Annals of Case Report and Images in Surgerys

Bowel Ischemia and Vascular Air-Fluid Levels

*Elad Boaz and Petachia Reissman

Department of General Surgery, Shaare-Zedek Medical Center, The Hebrew University School of Medicine, Israel

*Corresponding Author: Elad Boaz, department of General Surgery, Shaare-Zedek Medical Center, The Hebrew University School of Medicine, Jerusalem, Israel, E-mail: Eladboaz@gmail.com

Cite this article:Elad Boaz, Bowel Ischemia and Vascular Air-Fluid Levels. Anna Cas Rep and Ima Surg. 2018; 1(1): 001-00.

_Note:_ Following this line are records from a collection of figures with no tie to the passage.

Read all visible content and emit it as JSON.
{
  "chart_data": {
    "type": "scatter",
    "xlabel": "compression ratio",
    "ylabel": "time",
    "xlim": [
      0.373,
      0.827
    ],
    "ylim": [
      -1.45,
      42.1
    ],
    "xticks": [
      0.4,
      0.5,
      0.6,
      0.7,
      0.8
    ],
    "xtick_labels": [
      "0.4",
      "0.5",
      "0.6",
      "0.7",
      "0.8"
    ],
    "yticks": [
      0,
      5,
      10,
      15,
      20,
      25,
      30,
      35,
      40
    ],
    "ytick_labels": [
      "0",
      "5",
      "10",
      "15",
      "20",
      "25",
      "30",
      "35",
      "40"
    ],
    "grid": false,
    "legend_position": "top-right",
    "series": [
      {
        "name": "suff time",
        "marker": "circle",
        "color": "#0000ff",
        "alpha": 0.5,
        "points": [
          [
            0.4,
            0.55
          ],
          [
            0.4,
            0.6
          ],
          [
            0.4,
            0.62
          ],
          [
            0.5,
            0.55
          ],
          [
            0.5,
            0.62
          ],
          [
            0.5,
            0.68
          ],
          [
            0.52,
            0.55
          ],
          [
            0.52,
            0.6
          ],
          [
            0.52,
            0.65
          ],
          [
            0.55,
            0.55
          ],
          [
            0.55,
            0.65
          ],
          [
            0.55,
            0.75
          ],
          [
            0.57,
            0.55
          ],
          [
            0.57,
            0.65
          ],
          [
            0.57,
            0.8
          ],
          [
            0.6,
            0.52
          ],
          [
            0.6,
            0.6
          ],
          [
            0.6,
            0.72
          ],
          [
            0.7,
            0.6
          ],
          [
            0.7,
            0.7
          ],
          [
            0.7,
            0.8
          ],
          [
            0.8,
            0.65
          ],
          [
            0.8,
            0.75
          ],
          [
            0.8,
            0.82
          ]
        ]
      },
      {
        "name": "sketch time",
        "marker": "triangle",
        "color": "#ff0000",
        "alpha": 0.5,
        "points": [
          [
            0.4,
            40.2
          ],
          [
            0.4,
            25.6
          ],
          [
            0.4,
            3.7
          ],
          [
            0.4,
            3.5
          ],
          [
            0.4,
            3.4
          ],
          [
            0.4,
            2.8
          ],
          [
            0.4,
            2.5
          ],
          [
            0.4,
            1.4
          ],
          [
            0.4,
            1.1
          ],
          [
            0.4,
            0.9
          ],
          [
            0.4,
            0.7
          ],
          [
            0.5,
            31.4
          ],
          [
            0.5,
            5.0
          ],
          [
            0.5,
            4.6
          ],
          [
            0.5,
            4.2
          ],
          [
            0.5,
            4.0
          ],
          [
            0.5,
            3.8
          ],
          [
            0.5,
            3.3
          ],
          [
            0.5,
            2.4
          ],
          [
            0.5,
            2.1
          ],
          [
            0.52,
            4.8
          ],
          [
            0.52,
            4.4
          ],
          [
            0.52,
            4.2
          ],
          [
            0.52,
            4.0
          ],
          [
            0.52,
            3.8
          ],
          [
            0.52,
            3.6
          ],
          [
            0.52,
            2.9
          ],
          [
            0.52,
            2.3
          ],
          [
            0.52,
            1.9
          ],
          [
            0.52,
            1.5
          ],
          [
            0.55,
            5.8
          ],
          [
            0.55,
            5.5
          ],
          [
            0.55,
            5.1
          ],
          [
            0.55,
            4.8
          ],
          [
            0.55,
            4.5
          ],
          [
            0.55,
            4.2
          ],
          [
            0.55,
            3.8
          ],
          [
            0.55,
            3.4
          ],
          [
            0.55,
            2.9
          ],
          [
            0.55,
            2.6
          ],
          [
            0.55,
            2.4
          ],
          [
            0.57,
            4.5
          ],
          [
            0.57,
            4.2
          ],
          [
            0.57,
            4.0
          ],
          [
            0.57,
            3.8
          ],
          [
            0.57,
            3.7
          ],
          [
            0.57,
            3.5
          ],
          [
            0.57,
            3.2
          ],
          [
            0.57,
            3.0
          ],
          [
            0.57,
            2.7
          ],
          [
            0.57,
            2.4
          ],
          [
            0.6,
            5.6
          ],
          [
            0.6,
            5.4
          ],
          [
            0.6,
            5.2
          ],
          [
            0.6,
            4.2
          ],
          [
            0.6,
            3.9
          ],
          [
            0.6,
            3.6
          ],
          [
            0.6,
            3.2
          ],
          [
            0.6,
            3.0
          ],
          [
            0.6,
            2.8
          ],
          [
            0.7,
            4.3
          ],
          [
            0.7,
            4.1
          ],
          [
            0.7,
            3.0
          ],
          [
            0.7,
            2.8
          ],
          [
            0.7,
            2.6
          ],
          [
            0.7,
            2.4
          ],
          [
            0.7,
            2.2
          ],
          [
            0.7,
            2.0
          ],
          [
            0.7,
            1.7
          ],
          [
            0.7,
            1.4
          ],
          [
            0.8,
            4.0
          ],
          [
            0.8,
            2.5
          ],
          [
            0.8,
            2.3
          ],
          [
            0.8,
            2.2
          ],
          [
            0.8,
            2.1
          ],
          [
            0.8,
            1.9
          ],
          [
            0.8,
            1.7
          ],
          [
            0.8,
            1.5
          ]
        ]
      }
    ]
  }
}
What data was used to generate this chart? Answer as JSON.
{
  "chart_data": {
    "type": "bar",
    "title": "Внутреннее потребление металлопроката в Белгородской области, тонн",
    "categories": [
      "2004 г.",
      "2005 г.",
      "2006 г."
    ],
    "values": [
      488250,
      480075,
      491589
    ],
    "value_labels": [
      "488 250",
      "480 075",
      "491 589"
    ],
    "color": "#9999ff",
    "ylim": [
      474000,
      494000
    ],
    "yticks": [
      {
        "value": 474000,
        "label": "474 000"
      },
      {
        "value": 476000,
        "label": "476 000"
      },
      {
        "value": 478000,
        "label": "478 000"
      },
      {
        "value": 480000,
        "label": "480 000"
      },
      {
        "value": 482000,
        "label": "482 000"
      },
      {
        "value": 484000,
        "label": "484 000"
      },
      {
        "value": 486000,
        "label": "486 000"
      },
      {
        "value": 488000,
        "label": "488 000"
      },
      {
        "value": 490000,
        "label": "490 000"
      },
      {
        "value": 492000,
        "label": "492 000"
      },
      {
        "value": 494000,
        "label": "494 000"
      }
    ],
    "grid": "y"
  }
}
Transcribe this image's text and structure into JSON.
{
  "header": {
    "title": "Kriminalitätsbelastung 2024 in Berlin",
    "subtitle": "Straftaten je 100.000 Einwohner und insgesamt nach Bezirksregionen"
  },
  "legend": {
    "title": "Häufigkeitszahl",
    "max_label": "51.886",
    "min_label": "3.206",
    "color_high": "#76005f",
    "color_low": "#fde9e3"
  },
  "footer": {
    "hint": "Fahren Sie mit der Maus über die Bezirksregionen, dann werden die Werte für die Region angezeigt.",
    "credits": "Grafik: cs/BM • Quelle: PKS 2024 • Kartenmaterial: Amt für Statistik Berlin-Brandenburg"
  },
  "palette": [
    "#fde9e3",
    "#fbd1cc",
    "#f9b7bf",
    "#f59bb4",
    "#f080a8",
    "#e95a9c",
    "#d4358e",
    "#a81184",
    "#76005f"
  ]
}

Submitted: 16 March 2018; Approved: 29 March 2018; Published: 31 March 2018

Introduction

23-year-old woman with history of cerebral palsy, epilepsy and Nissen fundoplication combined with surgical gastrostomy as a baby, presented to the emergency room with a few hours of agitation, and refusal to eat. On examination, she was conscious, stable but tachycardic, without fever. Her abdomen was distended with diffused peritoneal signs and absent bowel sounds. Computed Tomography (CT) of the abdomen showed free air in the abdomen, air within the bowel wall (right arrow) and in the portal system, and air-fluid levels in the Inferior Vena Cava (IVC) and aorta (arrows). She was taken emergently to the operating room for laparotomy which revealed diffused bowel ischemia with perforation and free air in the abdomen and in the mesenteric vessels. A damage control operation was done but the patient has died shortly later in severe septic shock and fulminant cardiac failure secondary to a lethal dose of air that accumulated in her heart. A possible explanation for this extremely unusual finding of gas fluid level within the lumen of the IVC and aorta is diffused intestinal ischemia that results in damage to the mucosal barrier which, in association with over-distension of the bowel loops and gas-forming bacterial proliferation, leads to gas moving from the intestinal lumen to the mesenteric veins and flowing through it to the portal system and hepatic parenchyma and to the IVC. Moreover, a venous air embolism always has the potential to become an arterial embolism if a connection between the two systems exists. If a right to left pressure gradient exists, the gas can then travel from the venous to the arterial circulation. For example, if a patient has a patent foramen ovale, which is present in 30% of the general population, this can result in air traveling from the low pressure right atrium to the arterial system if a pressure gradient occurs. Head CT which could have demonstrated brain air embolism was not obtained.